State official challenges County Fair water supply

Tuesday, August 10, 2004

With less than a month before the Carroll County Fair gets under way, a state health department official arrived on the scene to say the well at the fairgrounds does not meet state requirements for public use.

The fair has been in operation for more than 80 years, the last 12 or more at the current facility that utilizes water from the well that "has never had a bad sample," according Will Schell, a Fair Board member who says he's submitted samples annually.

Schell, along with State Rep. Phil Jackson and members of the Carroll County Fair Board met with state and county health department officials at the fairgrounds on Thursday to discuss the situation and seek solutions.

"It's a low blow to us," said Tommy Anderson, president of the Fair Board. "We have a fair to put on and we don't know how we'll do it without water."

Jimmy Warren, a Fair Board member, said he spoke with an official with the Environmental Division of the state health department who reportedly said the well could be approved on a temporary basis on the condition that the water not be consumed by humans or used for food preparation unless boiled for five minutes."That's the last I heard from Little Rock," said Warren.

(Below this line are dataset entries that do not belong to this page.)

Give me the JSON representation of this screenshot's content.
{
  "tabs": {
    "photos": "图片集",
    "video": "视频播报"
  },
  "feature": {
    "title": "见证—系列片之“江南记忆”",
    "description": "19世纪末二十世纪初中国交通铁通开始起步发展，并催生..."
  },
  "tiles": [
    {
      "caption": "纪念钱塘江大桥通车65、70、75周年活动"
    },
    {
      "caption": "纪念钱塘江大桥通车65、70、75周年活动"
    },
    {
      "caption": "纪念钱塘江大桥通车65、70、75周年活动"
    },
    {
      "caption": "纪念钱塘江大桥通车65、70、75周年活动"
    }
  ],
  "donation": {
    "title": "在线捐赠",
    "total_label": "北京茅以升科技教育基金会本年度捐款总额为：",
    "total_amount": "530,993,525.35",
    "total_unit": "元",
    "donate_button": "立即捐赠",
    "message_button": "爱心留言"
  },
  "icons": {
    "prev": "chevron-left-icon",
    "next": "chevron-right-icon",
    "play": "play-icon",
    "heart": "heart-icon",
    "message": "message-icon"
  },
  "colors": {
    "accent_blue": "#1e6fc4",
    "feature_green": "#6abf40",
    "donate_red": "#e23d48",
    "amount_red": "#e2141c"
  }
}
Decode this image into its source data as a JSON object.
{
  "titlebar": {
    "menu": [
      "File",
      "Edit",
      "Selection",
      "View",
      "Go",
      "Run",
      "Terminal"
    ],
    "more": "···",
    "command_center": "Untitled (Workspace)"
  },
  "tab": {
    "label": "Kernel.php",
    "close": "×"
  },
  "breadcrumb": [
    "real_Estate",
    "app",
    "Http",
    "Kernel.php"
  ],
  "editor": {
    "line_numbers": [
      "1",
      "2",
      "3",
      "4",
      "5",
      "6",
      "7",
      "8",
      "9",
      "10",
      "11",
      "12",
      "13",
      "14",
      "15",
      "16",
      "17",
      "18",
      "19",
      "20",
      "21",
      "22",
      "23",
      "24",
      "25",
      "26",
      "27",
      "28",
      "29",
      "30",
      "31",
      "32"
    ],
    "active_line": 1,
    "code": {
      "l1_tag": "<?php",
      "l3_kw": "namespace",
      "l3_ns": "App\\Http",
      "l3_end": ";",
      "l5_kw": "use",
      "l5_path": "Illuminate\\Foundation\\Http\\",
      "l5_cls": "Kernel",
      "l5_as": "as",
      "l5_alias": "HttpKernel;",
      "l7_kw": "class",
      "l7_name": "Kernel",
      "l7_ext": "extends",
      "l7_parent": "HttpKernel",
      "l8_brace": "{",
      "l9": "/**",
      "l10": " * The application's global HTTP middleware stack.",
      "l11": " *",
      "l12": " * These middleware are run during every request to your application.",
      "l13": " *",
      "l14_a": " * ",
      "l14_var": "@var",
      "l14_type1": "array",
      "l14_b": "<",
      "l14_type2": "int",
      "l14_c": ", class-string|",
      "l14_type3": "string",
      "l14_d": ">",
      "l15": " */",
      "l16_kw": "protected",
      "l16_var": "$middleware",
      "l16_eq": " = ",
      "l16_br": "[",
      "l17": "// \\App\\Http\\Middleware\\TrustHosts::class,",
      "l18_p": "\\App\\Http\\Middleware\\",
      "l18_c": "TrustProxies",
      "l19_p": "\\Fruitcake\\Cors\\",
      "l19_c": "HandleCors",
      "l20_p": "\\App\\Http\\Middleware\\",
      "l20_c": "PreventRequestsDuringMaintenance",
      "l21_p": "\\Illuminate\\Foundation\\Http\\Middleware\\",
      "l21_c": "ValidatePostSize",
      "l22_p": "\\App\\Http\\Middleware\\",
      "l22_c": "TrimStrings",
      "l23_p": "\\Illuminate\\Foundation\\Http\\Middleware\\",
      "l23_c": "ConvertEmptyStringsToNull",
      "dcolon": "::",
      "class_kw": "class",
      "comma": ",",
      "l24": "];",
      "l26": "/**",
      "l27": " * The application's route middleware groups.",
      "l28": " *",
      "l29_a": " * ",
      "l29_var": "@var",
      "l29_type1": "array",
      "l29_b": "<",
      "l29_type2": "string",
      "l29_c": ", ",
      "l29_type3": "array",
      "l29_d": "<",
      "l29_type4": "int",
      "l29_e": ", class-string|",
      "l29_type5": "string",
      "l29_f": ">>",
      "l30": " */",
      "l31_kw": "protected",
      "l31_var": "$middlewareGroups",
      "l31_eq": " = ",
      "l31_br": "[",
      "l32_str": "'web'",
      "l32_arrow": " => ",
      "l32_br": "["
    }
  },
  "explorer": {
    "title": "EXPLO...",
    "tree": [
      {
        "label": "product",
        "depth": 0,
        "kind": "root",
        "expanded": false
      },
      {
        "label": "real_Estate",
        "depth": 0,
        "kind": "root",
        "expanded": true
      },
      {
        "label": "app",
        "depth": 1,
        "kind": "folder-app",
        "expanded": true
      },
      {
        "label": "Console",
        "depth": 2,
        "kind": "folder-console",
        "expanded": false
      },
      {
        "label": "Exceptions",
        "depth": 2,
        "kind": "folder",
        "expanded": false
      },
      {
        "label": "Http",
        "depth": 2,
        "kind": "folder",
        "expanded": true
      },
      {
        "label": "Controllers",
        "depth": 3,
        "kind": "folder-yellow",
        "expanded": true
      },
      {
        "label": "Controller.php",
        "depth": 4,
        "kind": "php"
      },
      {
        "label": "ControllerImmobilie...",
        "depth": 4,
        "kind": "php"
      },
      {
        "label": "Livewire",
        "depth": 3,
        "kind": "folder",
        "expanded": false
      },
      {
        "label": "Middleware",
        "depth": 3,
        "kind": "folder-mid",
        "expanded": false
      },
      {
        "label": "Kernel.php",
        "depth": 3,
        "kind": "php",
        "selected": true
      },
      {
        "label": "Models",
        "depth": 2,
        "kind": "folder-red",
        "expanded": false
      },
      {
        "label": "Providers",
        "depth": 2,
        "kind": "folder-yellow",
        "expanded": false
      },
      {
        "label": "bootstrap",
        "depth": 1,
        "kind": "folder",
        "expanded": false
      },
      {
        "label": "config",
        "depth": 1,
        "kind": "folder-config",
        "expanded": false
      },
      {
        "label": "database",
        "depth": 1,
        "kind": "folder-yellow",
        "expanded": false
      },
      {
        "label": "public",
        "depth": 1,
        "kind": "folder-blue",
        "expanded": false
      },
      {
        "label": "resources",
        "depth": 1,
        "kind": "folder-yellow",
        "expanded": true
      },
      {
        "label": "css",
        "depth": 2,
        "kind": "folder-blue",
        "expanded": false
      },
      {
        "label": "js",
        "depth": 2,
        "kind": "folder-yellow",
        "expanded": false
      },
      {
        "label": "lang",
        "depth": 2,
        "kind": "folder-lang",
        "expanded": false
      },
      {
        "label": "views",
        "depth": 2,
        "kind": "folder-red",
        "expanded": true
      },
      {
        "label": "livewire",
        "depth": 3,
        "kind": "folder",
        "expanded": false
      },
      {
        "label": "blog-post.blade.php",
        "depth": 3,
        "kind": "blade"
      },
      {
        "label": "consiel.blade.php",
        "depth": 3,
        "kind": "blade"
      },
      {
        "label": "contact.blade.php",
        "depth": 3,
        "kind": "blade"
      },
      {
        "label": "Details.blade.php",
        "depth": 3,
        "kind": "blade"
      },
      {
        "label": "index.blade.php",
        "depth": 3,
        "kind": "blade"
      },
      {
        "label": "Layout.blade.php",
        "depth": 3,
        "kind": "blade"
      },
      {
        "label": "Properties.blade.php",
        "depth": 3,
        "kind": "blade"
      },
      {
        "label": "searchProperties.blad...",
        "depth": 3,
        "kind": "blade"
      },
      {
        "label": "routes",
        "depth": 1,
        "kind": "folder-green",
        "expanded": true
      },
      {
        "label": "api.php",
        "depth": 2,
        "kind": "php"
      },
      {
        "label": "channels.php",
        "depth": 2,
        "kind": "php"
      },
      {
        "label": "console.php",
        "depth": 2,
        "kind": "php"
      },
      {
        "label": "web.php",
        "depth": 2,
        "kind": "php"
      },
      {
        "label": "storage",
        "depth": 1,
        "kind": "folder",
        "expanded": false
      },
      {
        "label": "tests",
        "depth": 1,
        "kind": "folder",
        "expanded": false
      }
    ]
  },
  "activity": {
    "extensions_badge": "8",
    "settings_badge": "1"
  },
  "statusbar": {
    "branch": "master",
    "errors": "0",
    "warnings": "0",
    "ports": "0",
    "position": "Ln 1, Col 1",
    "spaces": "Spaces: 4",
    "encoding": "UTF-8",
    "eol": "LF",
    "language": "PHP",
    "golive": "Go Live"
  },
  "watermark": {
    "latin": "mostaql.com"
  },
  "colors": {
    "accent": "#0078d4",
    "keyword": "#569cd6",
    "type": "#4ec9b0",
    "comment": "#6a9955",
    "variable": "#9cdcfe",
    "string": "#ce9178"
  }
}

According to Arkansas Health Department representative Jim Barlow who traveled from Little Rock, the well is considered a "residential" well and does not meet state requirements for public use.

"It was drilled as a residential well and it will be tough to make it meet state standards," he explained.

He said residential homes that later open as food serving businesses face the same problem.

Barlow suggested either drilling a new well, installing a complicated surface water treatment system, or connecting to city water, a solution that would likely require annexation and time, and a solution Barlow said the state would favor.

He also suggested that the Fair Board might qualify for "semi-public" designation, which would put compliance in the hands of county health officials, "in a manageable arena," he said, if the facility is used 60 days or less each year. However, no one could say if roping and riding qualified as a usage day.

"We're not fighting this," Anderson responded. "We're fighting time."